If he didn't like me it would be no big deal, right?
I'd seen Jounouchi-kun get slapped by lots of girls when he talked to them (and he talked to like, all of them, because it was kind of a big deal to see a girl seeing as we went to an all boy's school) but no one ever seemed really upset. And if I told Yuugi in front of the other kids, they'd all understand.
"What if…what if my friend doesn't like me back?"
"If he doesn't like you back, and he's a good person, he'll just tell you so. He won't embarrass you. And if he's a really good person, he'll still be your friend."
The advice cheered me up for the first time. That is, until I realized something important.
"Rishid…you called my friend a he. I never said" –
"Brother, it doesn't matter if your friend is a he or a she.
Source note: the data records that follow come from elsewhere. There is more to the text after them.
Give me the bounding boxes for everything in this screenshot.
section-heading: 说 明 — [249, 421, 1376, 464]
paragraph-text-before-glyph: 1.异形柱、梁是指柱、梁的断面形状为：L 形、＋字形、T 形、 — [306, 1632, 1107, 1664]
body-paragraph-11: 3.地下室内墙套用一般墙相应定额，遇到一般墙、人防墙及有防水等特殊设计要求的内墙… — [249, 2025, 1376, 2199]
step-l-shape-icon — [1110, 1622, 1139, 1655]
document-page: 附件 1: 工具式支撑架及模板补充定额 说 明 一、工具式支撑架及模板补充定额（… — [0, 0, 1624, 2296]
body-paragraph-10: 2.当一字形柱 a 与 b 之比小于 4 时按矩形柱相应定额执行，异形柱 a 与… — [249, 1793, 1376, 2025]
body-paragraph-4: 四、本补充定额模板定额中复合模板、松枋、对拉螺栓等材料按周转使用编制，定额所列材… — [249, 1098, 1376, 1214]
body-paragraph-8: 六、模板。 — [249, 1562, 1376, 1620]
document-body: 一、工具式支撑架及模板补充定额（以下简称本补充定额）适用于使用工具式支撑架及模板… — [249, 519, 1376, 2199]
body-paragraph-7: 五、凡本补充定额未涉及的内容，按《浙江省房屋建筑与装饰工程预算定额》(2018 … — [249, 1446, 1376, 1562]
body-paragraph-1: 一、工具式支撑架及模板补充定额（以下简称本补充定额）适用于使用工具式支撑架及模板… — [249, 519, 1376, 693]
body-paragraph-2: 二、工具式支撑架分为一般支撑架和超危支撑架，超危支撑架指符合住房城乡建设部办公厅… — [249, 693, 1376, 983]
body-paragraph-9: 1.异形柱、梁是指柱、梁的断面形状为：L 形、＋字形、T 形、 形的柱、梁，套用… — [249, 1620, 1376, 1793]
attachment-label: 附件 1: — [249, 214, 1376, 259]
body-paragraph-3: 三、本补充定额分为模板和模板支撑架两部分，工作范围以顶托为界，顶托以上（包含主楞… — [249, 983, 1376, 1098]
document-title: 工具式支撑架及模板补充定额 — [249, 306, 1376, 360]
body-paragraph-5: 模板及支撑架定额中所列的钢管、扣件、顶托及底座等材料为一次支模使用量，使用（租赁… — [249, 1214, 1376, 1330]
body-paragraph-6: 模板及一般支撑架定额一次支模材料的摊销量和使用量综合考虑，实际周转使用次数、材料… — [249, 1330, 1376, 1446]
All that matters to me is your happiness."
It was there in that moment that I knew I had the coolest, smartest big brother in the whole world.
A/N: *Cough* *Cough* I'm sorry; I'm just being smothered by this thick cloud of foreshadowing…also, I just wanted to say that sadly as much as I love Rishid's character he won't have as big a part in this story. He always seems to be the one protecting and taking care of Marik while Ishizu's off just doing her thing. I thought it would be cool to develop Marik and Ishizu's relationship in this story. With that said, I hope you enjoyed and I will have the next chapter up (explaining my supposed YuugixMarik canon) on Monday!